I must confess, I remain perplexed.

This series has been the biggest crime fiction crossover, arguably, since THE DA VINCI CODE.

There, I could understand the hype. The writing wasn’t the best I’ve ever read, but Dan Brown is a heck of a storyteller, and the underlying religious conspiracy themes were compelling.

To be frank, I spent most of my time reading TGWTDT scratching my head. I honestly don’t get it. The dialogue was clunky throughout, the bulk of the story revolved around a financial scheme that was underwhelming, and the characters were fairly two-dimensional. And above all that, the resolution of one of the two primary plots was largely unsatisfying. Now, some of the fault here might lie with the translator. But then most of the copies sold have been translations into one language or another. So why did this, of all books, become a runaway bestseller?

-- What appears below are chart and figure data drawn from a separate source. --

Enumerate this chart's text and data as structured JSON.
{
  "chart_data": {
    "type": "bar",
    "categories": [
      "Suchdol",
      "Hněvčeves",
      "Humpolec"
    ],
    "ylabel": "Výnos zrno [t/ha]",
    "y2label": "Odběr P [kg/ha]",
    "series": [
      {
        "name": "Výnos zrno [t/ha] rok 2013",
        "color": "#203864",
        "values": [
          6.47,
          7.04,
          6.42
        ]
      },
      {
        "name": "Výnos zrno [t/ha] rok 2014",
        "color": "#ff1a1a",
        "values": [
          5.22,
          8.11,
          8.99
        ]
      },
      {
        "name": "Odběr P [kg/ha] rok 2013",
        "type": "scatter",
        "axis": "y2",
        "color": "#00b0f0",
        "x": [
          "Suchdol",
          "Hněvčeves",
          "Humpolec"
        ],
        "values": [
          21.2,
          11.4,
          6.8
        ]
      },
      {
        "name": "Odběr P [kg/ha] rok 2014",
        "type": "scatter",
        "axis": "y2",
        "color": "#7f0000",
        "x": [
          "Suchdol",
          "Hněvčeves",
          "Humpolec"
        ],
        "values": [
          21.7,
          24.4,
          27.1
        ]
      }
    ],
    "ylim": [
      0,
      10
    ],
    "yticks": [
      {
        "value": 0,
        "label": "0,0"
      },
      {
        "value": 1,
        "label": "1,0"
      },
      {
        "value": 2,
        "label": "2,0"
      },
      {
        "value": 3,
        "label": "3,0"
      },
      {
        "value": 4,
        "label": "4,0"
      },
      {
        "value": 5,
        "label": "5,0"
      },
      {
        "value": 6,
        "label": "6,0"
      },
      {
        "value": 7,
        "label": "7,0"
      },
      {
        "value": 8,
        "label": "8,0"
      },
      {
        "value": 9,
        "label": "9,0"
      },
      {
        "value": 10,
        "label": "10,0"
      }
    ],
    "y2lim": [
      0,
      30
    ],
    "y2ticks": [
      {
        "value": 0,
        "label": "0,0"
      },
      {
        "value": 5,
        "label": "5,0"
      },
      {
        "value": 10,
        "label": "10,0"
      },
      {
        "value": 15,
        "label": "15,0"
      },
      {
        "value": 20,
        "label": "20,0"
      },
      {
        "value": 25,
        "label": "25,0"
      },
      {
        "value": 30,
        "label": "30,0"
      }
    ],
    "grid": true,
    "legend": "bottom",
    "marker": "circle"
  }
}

I read the next two books, and they were decidedly better. There was actually action- hallelujah- and the themes outlined in the first installment came to fruition. The characters developed some depth (although based on Larsson’s portrayal, the men in Sweden either love women to death, or are misogynistic to the point of credulity, which I found annoying).

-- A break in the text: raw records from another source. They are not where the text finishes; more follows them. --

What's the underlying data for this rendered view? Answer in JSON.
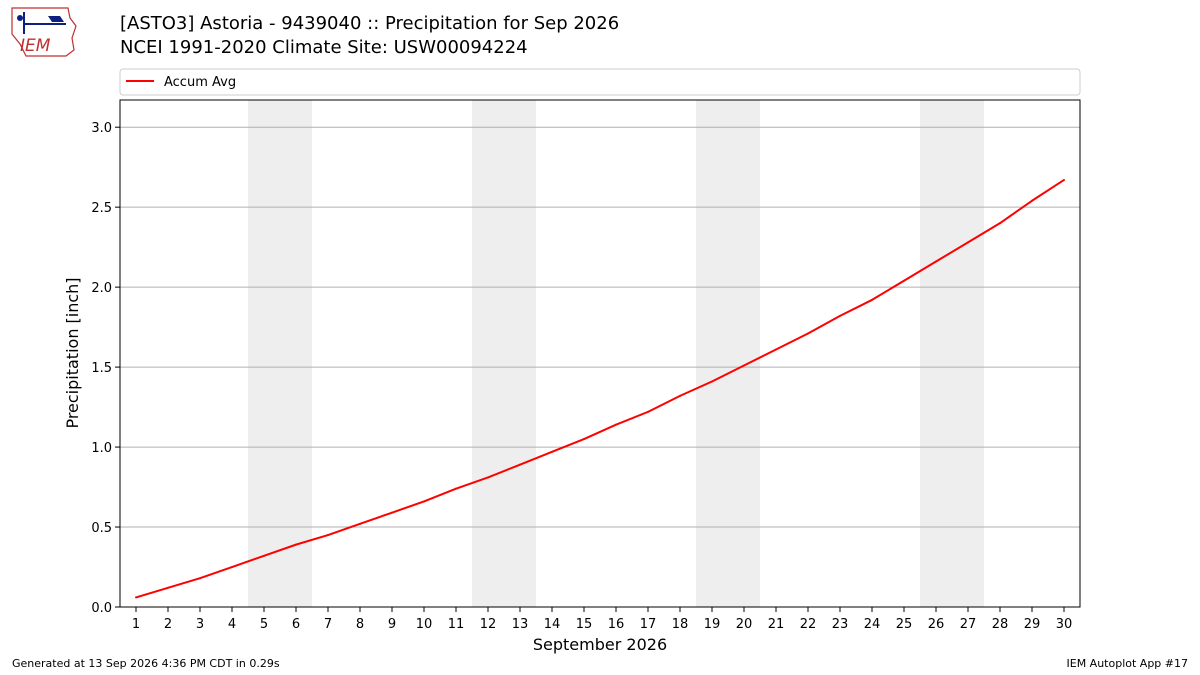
{
  "header": {
    "logo_text": "IEM",
    "title_line1": "[ASTO3] Astoria - 9439040 :: Precipitation for Sep 2026",
    "title_line2": "NCEI 1991-2020 Climate Site: USW00094224"
  },
  "footer": {
    "generated": "Generated at 13 Sep 2026 4:36 PM CDT in 0.29s",
    "app": "IEM Autoplot App #17"
  },
  "colors": {
    "series": "#ff0000",
    "weekend_band": "#eeeeee",
    "grid": "#b0b0b0"
  },
  "chart_data": {
    "type": "line",
    "title": "[ASTO3] Astoria - 9439040 :: Precipitation for Sep 2026",
    "subtitle": "NCEI 1991-2020 Climate Site: USW00094224",
    "xlabel": "September 2026",
    "ylabel": "Precipitation [inch]",
    "xlim": [
      0.5,
      30.5
    ],
    "ylim": [
      0.0,
      3.17
    ],
    "grid": "horizontal",
    "legend_position": "top-left",
    "x_ticks": [
      1,
      2,
      3,
      4,
      5,
      6,
      7,
      8,
      9,
      10,
      11,
      12,
      13,
      14,
      15,
      16,
      17,
      18,
      19,
      20,
      21,
      22,
      23,
      24,
      25,
      26,
      27,
      28,
      29,
      30
    ],
    "y_ticks": [
      0.0,
      0.5,
      1.0,
      1.5,
      2.0,
      2.5,
      3.0
    ],
    "y_tick_labels": [
      "0.0",
      "0.5",
      "1.0",
      "1.5",
      "2.0",
      "2.5",
      "3.0"
    ],
    "weekend_bands": [
      [
        4.5,
        6.5
      ],
      [
        11.5,
        13.5
      ],
      [
        18.5,
        20.5
      ],
      [
        25.5,
        27.5
      ]
    ],
    "series": [
      {
        "name": "Accum Avg",
        "color": "#ff0000",
        "x": [
          1,
          2,
          3,
          4,
          5,
          6,
          7,
          8,
          9,
          10,
          11,
          12,
          13,
          14,
          15,
          16,
          17,
          18,
          19,
          20,
          21,
          22,
          23,
          24,
          25,
          26,
          27,
          28,
          29,
          30
        ],
        "y": [
          0.06,
          0.12,
          0.18,
          0.25,
          0.32,
          0.39,
          0.45,
          0.52,
          0.59,
          0.66,
          0.74,
          0.81,
          0.89,
          0.97,
          1.05,
          1.14,
          1.22,
          1.32,
          1.41,
          1.51,
          1.61,
          1.71,
          1.82,
          1.92,
          2.04,
          2.16,
          2.28,
          2.4,
          2.54,
          2.67
        ]
      }
    ]
  }
}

Still- all in all, I’d rank the books in the mid-range of works I’ve read in the past year. They weren’t bad, as a whole, but they weren’t fantastic either.

So what’s the big deal? Was it the tragic backstory of Larsson’s untimely demise that kicked the marketing machine into overdrive? I haven’t read many of his fellow countrymen, but from what I understand some of their works are superior. So why did these become the books that people who never read thrillers suddenly embraced with their book clubs? Especially since none of the books was particularly literary. And the characters weren’t what one would usually expect the mainstream to embrace. We had a couple that was involved in a extramarital affair that was accepted by all parties involved (including the cuckolded husband), and a main character who was a Goth/punk Aspergers hacker. Interesting, but not the type of main character I’d expect the world as a whole to cheer for.

If someone would care to enlighten me, I’d be much obliged.